Introduction and Data Source
Baseball Savant provides a “Statcast Search” page where one can query the MLB Statcast Database and get interesting datasets, each that can be downloaded as a csv file and easily imported into R. Using this page, I downloaded four files:
- By using Player Type = Batter, and Pitch Type = Fastballs, I downloaded summary data on fastballs for all hitters up to the last game in the 2017 season
- By using Player Type = Pitcher and Pitch Type = Fastballs, I downloaded summary data for fastballs for all 2017 pitchers
- I repeated the above two queries using Pitch Type = Offspeed, for Batters, and then for Pitchers
I also downloaded Standard Measures for batters and pitchers from Fangraphs.
By merging these datasets, I get two data frames, one for batters and one for pitchers, that I’ll use to explore whiff rates, where a whiff rate = # of whiffs / # of swings. (The relevant variables in the StatCast csv file are
Batter Whiff and K Rates
The first observation is that a batter’s whiff rate is strongly associated with his strikeout rate. Here I construct a plot of whiff rates and K rates. There are four hitters, Chris Davis, Keon Broxton, Miguel Sano, and Joel Gallo with unusually high K rates over 35%. On the other end, Dustin Pedroia has the smallest whiff rate and K rate among hitters who have faced at least 500 pitches.
Pitcher Whiff and K Rates
A similar pattern of association between whiff rate and K rage is true for pitchers. In the scatterplot, five pitchers stand out on the high end and four pitchers are unusually low in their ability to get whiffs and strike out batters.

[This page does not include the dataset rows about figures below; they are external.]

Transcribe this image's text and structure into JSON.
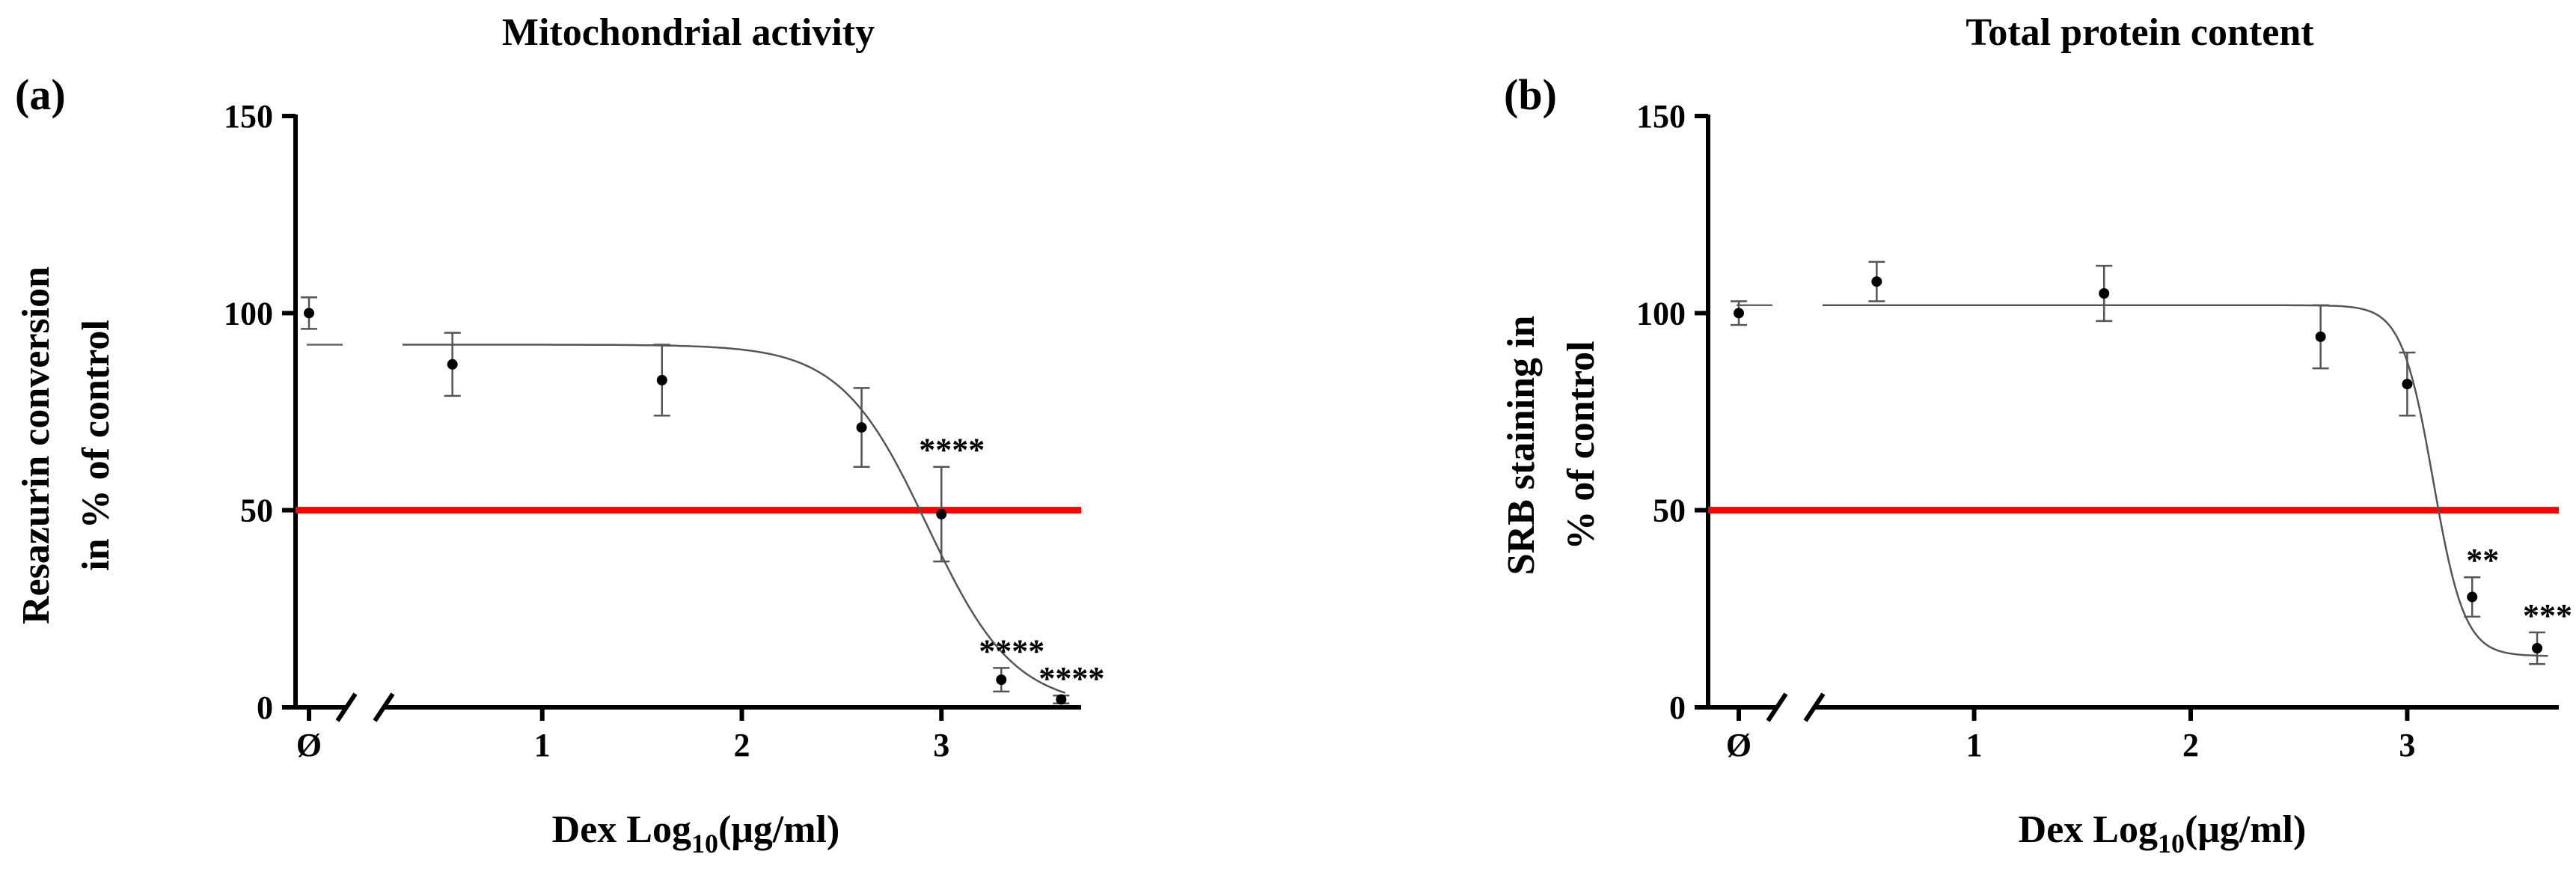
{
  "chart_data": [
    {
      "type": "scatter",
      "panel_label": "(a)",
      "title": "Mitochondrial activity",
      "ylabel_lines": [
        "Resazurin conversion",
        "in % of control"
      ],
      "xlabel": {
        "base": "Dex Log",
        "sub": "10",
        "unit": "(μg/ml)"
      },
      "ylim": [
        0,
        150
      ],
      "yticks": [
        0,
        50,
        100,
        150
      ],
      "xlim": [
        0.3,
        3.7
      ],
      "xticks": [
        {
          "value": 1,
          "label": "1"
        },
        {
          "value": 2,
          "label": "2"
        },
        {
          "value": 3,
          "label": "3"
        }
      ],
      "control_label": "Ø",
      "control_point": {
        "y": 100,
        "err": 4,
        "sig": ""
      },
      "points": [
        {
          "x": 0.55,
          "y": 87,
          "err": 8,
          "sig": ""
        },
        {
          "x": 1.6,
          "y": 83,
          "err": 9,
          "sig": ""
        },
        {
          "x": 2.6,
          "y": 71,
          "err": 10,
          "sig": ""
        },
        {
          "x": 3.0,
          "y": 49,
          "err": 12,
          "sig": "****"
        },
        {
          "x": 3.3,
          "y": 7,
          "err": 3,
          "sig": "****"
        },
        {
          "x": 3.6,
          "y": 2,
          "err": 1,
          "sig": "****"
        }
      ],
      "fit": {
        "top": 92,
        "bottom": 0,
        "logIC50": 2.93,
        "hill": 2.0,
        "x_start": 0.3,
        "x_end": 3.62
      },
      "control_reference_y": 92,
      "reference_line": {
        "y": 50,
        "color": "#ff0000"
      }
    },
    {
      "type": "scatter",
      "panel_label": "(b)",
      "title": "Total protein content",
      "ylabel_lines": [
        "SRB staining in",
        "% of control"
      ],
      "xlabel": {
        "base": "Dex Log",
        "sub": "10",
        "unit": "(μg/ml)"
      },
      "ylim": [
        0,
        150
      ],
      "yticks": [
        0,
        50,
        100,
        150
      ],
      "xlim": [
        0.3,
        3.7
      ],
      "xticks": [
        {
          "value": 1,
          "label": "1"
        },
        {
          "value": 2,
          "label": "2"
        },
        {
          "value": 3,
          "label": "3"
        }
      ],
      "control_label": "Ø",
      "control_point": {
        "y": 100,
        "err": 3,
        "sig": ""
      },
      "points": [
        {
          "x": 0.55,
          "y": 108,
          "err": 5,
          "sig": ""
        },
        {
          "x": 1.6,
          "y": 105,
          "err": 7,
          "sig": ""
        },
        {
          "x": 2.6,
          "y": 94,
          "err": 8,
          "sig": ""
        },
        {
          "x": 3.0,
          "y": 82,
          "err": 8,
          "sig": ""
        },
        {
          "x": 3.3,
          "y": 28,
          "err": 5,
          "sig": "**"
        },
        {
          "x": 3.6,
          "y": 15,
          "err": 4,
          "sig": "***"
        }
      ],
      "fit": {
        "top": 102,
        "bottom": 13,
        "logIC50": 3.12,
        "hill": 6.0,
        "x_start": 0.3,
        "x_end": 3.65
      },
      "control_reference_y": 102,
      "reference_line": {
        "y": 50,
        "color": "#ff0000"
      }
    }
  ]
}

How Does Whiff Rate Depend on the Pitch (Batter View)?
Okay, what variables are associated with whiff rates? In watching a lot of baseball, it seems that off-speed pitches are often used to strikeout hitters. So I would think that batters would have higher whiff rates on off-speed pitches than fastballs. This motivates the definition of the difference
Difference = Whiff Rate on Offspeed Pitches – Whiff Rate on Fastballs
In the scatterplot below, I plot the batter’s whiff rate against this difference. What do we see?

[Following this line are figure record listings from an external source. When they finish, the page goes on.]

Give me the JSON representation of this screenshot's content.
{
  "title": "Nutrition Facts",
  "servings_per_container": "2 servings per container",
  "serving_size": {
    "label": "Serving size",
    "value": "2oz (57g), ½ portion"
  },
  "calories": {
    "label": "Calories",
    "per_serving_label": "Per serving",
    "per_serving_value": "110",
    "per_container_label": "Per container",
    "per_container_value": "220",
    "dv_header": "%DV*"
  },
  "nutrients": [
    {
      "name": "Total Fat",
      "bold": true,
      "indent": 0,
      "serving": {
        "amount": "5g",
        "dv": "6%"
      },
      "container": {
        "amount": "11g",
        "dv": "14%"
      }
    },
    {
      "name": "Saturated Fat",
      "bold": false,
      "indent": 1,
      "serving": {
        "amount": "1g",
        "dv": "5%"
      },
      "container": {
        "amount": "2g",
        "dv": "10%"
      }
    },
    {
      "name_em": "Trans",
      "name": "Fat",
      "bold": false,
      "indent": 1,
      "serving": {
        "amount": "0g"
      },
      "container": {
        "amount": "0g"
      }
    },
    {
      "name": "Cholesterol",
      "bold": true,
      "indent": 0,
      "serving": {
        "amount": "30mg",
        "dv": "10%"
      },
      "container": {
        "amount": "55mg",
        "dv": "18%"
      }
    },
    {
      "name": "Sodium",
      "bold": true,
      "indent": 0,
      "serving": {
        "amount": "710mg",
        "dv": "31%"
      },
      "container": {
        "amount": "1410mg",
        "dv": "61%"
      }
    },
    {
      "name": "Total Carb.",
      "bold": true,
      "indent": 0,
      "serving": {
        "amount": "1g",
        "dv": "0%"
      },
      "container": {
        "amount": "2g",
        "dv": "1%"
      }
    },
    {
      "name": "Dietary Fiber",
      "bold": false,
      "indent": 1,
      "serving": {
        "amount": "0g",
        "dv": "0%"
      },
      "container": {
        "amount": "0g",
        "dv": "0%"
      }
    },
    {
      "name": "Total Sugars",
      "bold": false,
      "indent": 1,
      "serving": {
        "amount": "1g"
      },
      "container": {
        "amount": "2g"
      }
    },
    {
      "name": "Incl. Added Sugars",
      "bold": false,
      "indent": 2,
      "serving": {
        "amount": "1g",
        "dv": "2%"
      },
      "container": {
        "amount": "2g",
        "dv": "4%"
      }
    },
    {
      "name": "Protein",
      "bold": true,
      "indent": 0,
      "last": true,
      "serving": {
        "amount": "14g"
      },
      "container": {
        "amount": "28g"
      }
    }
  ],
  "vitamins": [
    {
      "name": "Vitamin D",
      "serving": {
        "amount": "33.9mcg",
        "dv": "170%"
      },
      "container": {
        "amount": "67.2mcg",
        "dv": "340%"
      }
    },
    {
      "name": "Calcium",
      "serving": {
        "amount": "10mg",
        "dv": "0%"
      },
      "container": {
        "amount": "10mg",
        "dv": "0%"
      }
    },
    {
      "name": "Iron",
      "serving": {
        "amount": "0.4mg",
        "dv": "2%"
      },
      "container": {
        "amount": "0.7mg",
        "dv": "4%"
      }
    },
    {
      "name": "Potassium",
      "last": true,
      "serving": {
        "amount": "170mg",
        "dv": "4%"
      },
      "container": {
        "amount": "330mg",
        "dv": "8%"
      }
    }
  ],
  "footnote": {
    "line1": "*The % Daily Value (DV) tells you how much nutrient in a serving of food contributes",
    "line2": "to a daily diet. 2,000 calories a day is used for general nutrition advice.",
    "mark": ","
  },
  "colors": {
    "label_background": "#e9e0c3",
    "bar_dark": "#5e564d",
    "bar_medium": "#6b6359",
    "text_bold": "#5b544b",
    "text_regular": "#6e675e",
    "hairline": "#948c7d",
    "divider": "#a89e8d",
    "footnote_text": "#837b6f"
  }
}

- As expected, practically all hitters fall above the line Difference = 0, indicating that they do have higher K rates on off-speed pitches.

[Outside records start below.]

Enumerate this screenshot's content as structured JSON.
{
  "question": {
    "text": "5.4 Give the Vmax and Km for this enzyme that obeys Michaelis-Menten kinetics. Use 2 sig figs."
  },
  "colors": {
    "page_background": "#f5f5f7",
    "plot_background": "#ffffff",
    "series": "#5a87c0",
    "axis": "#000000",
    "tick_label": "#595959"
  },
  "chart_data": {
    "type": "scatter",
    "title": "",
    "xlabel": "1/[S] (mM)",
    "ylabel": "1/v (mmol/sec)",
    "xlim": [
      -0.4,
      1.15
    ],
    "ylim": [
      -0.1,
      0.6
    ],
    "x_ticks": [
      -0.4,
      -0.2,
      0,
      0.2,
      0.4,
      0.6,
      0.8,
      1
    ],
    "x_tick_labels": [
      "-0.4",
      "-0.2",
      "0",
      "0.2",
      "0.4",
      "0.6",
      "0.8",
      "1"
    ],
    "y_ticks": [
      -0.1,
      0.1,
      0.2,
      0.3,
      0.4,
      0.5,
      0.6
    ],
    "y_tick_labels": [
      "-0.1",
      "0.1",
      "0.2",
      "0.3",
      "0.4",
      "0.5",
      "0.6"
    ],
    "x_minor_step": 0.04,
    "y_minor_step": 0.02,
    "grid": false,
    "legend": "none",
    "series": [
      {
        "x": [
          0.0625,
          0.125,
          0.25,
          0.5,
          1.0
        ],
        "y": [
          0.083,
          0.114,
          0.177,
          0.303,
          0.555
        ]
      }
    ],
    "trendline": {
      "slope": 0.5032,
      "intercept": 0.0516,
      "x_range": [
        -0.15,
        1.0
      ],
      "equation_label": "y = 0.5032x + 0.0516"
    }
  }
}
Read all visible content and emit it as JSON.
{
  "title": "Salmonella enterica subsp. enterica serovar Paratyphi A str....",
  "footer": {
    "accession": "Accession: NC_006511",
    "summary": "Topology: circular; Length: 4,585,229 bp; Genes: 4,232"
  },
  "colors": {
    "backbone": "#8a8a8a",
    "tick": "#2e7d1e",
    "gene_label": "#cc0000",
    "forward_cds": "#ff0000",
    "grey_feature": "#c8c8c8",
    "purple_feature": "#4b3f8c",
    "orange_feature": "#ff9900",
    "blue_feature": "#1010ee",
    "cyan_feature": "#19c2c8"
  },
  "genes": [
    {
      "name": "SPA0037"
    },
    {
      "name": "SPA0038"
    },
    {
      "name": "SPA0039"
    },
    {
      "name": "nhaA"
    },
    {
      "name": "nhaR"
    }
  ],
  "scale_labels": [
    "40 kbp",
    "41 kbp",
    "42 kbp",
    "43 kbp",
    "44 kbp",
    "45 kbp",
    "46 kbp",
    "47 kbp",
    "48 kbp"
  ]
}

- But there are two interesting outliers — Scott Schebler and Corey Dickerson — who actually miss a greater fraction of fastballs than off-speed pitches.
- I’ve label two high K guys (Gallo and Broxton) and three high Difference guys Cesar Hernandez, Alex Gordon, and Aaron Hicks. Hernandez, Gordon, and Hicks appear to perform poorly on off-speed (relative to fastballs), although I am just looking at the whiff rates.
How Does Whiff Rate Depend on the Pitch (Pitcher View)?
A similar type of graph can be produced for pitchers. Practically all pitchers (Jake Odorizzi is a notable exception) get higher whiff rates at offspeed pitches than fastballs. Luis Perdomo is notable in that his whiff rate on offspeed pitches is over 0.35 higher than the whiff rate on fastballs. Clayton Kershaw and Corey Kluber have similar difference values, but Kluber is higher than Kershaw on whiff rate. Jacob deGrom has a high whiff rate but he does about the same on offspeed and fastball pitches.
Why Does This Matter?
I imagine that MLB teams have this information about batters and this information could impact strategy — that is, how pitchers will throw to batters. To see if this is generally true, I have graphed the Difference (whiff rate on offspeed pitches minus whiff rate on fastballs) against the proportion of off-speed pitches thrown to the hitter. There is a slight positive association which means that players with a high difference do tend to get a higher fraction of off-speed pitches. But since the association is not that strong, this tells us that other factors might determine the fraction of off-speed pitches thrown. For example, look at Aaron Hicks, Alex Gordon, and Cesar Hernandez. All three hitters have high difference values indicating that they are much less successful at making contact with off-speed pitches. But Hicks tends to get a “high” fraction of off-speed pitches and Hernandez a “low” fraction. I wonder why.
One purpose of this study is to illustrate the relative ease of accessing the Baseball Savant database which is a window to the new Statcast Data. Given the current increase in strikeouts (currently 21.5% of PAs result in strikeouts), it would seem interesting to understand better the cause of this high percentage. A high whiff rate may mean simply that a hitter cannot make contact with a fastball, or it might mean that the hitter is swinging at an unhittable pitch outside of the strike zone. As usual, more can be done with a careful exploration of this data.